The Indian intelligence community has accused the Biden administration of "utter hypocrisy" in its handling of the alleged plot by Central government to assassinate Patwant Singh Pannun Khalistani activist based out of New York.
The officials talks to by the FPJ pointed out that it was the Ronald Reagen administration which bombed the home of Libyan President Muammar Gaddafi in April 1986 in retaliation for a bomb attack in a Berlin discotheque earlier. The Clinton administration targeted Al Qaeda leaders in a missle attack on the latters' camp in Afghanistan to extract revenge for the terror attacks on two U.S. embassy in east Africa. In May 2011, U.S. Navy Seals gunned down terror leader Osama Bin Laden in hideout in Abbotabad in Pakistan.
The sources pointed out that the US Executive Order 11905 issued February 19, 1976, by the then US President Gerald Ford prohibited officials from carrying out political assassination anywhere in the world. This order was issued when a CIA plan to assassinate Cuban leader Fidel Castrol in the 1960s. This order was effectively reiterated by both the Jimmy Carter government and the Reagen administration.
A senior IB official said these three orders did not prevent the US government from targeting Gaddafi, terror leaders in Afghanistan and Osama Bin Laden.

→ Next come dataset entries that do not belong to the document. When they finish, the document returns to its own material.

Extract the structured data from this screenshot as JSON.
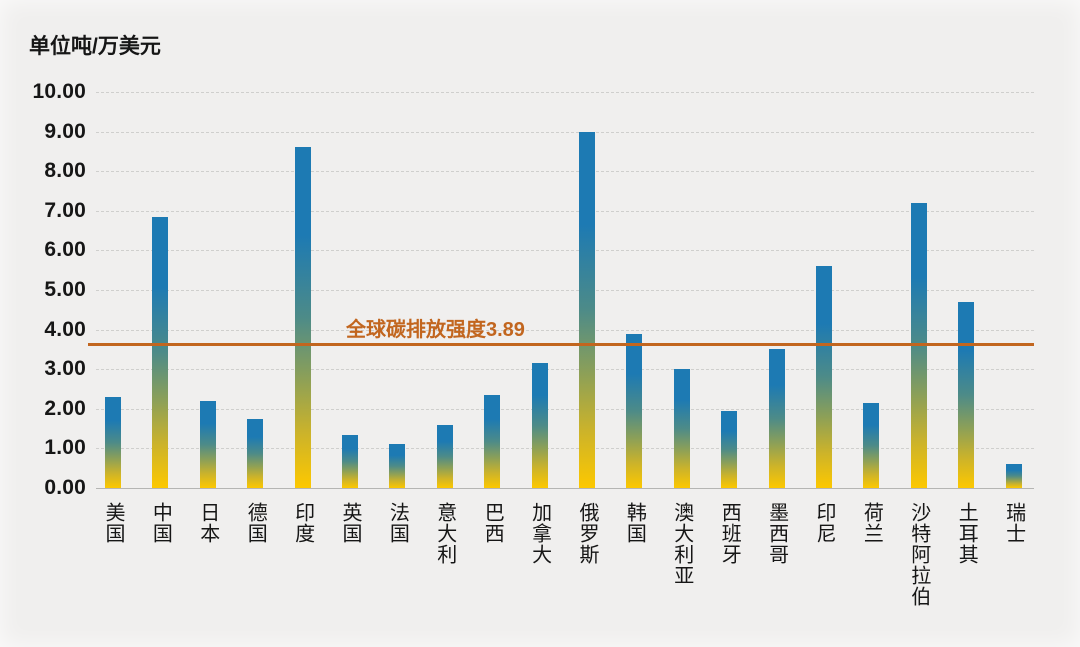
{
  "colors": {
    "background": "#f0efee",
    "text": "#161616",
    "grid": "#cfcfcd",
    "axis_line": "#b5b5b3",
    "reference": "#c2661f",
    "bar_top": "#1d7ab3",
    "bar_bottom": "#fdc800"
  },
  "chart_data": {
    "type": "bar",
    "title": "",
    "ylabel": "单位吨/万美元",
    "xlabel": "",
    "ylim": [
      0,
      10
    ],
    "ytick_step": 1,
    "ytick_labels": [
      "10.00",
      "9.00",
      "8.00",
      "7.00",
      "6.00",
      "5.00",
      "4.00",
      "3.00",
      "2.00",
      "1.00",
      "0.00"
    ],
    "grid": "horizontal-dashed",
    "legend": "none",
    "categories": [
      "美国",
      "中国",
      "日本",
      "德国",
      "印度",
      "英国",
      "法国",
      "意大利",
      "巴西",
      "加拿大",
      "俄罗斯",
      "韩国",
      "澳大利亚",
      "西班牙",
      "墨西哥",
      "印尼",
      "荷兰",
      "沙特阿拉伯",
      "土耳其",
      "瑞士"
    ],
    "values": [
      2.3,
      6.85,
      2.2,
      1.75,
      8.6,
      1.35,
      1.1,
      1.6,
      2.35,
      3.15,
      9.0,
      3.9,
      3.0,
      1.95,
      3.5,
      5.6,
      2.15,
      7.2,
      4.7,
      0.6
    ],
    "reference_line": {
      "label": "全球碳排放强度3.89",
      "value": 3.89,
      "display_position": 3.64,
      "color": "#c2661f"
    },
    "bar_gradient_stops": [
      {
        "pos": 0,
        "color": "#1d7ab3"
      },
      {
        "pos": 26,
        "color": "#1d7ab3"
      },
      {
        "pos": 50,
        "color": "#4d8b88"
      },
      {
        "pos": 68,
        "color": "#8da057"
      },
      {
        "pos": 84,
        "color": "#ccb32a"
      },
      {
        "pos": 100,
        "color": "#fdc800"
      }
    ]
  }
}
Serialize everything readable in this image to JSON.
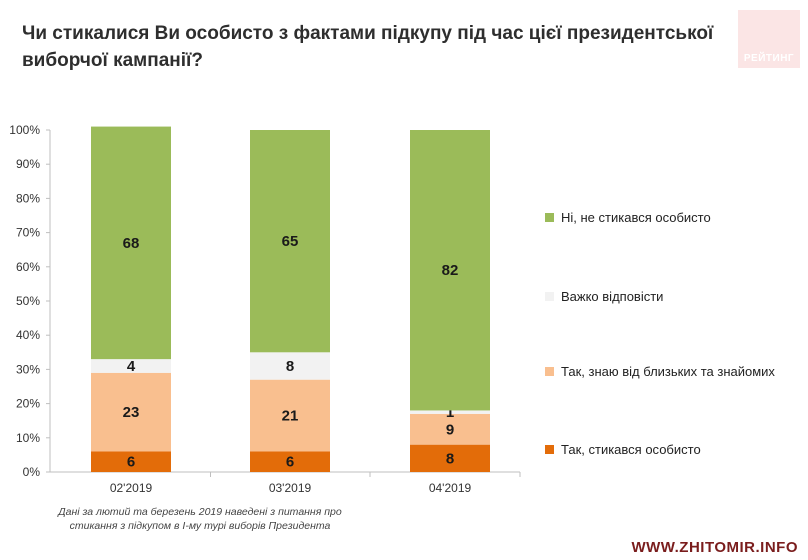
{
  "title": "Чи стикалися Ви особисто з фактами підкупу під час цієї президентської виборчої кампанії?",
  "logo_text": "РЕЙТИНГ",
  "note": "Дані за лютий та березень 2019 наведені з питання про стикання з підкупом в І-му турі виборів Президента",
  "watermark": "WWW.ZHITOMIR.INFO",
  "chart_data": {
    "type": "bar",
    "stacked": true,
    "categories": [
      "02'2019",
      "03'2019",
      "04'2019"
    ],
    "ylim": [
      0,
      100
    ],
    "yticks": [
      "0%",
      "10%",
      "20%",
      "30%",
      "40%",
      "50%",
      "60%",
      "70%",
      "80%",
      "90%",
      "100%"
    ],
    "series": [
      {
        "name": "Так, стикався особисто",
        "values": [
          6,
          6,
          8
        ],
        "color": "#e36c09"
      },
      {
        "name": "Так, знаю від близьких та знайомих",
        "values": [
          23,
          21,
          9
        ],
        "color": "#f9bf8f"
      },
      {
        "name": "Важко відповісти",
        "values": [
          4,
          8,
          1
        ],
        "color": "#f2f2f2"
      },
      {
        "name": "Ні, не стикався особисто",
        "values": [
          68,
          65,
          82
        ],
        "color": "#9bbb59"
      }
    ],
    "legend_order": [
      "Ні, не стикався особисто",
      "Важко відповісти",
      "Так, знаю від близьких та знайомих",
      "Так, стикався особисто"
    ]
  }
}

Referring to a published document, an intelligence operative said following the September 2001 suicide bomb attacks on the U.S., the Congress authorised President George W Bush to “use all necessary and appropriate force against those nations, organizations, or persons he determines planned, authorised, committed, or aided the terrorist attacks.” President Bush later enlarged the scope of Clinton’s endorsement of covert lethal activities by letting the CIA and U.S. special forces to kill anyone on a secret “high-value target list." As part of this campaign, several leaders of the Taliban and other terror organisations were neutralised by the CIA in Afghanistan, Pakistan and other countries. President Barack Obama further widened the scope of this policy of targeted killings, the IB official noted.
It is further pointed out that the U.S. has not yet handed over David Headly, one of the main accused in the terror attack on Mumbai in March, 1993. "Given this background we cannot but notice the double standards being observed by Washington DC," an official noted.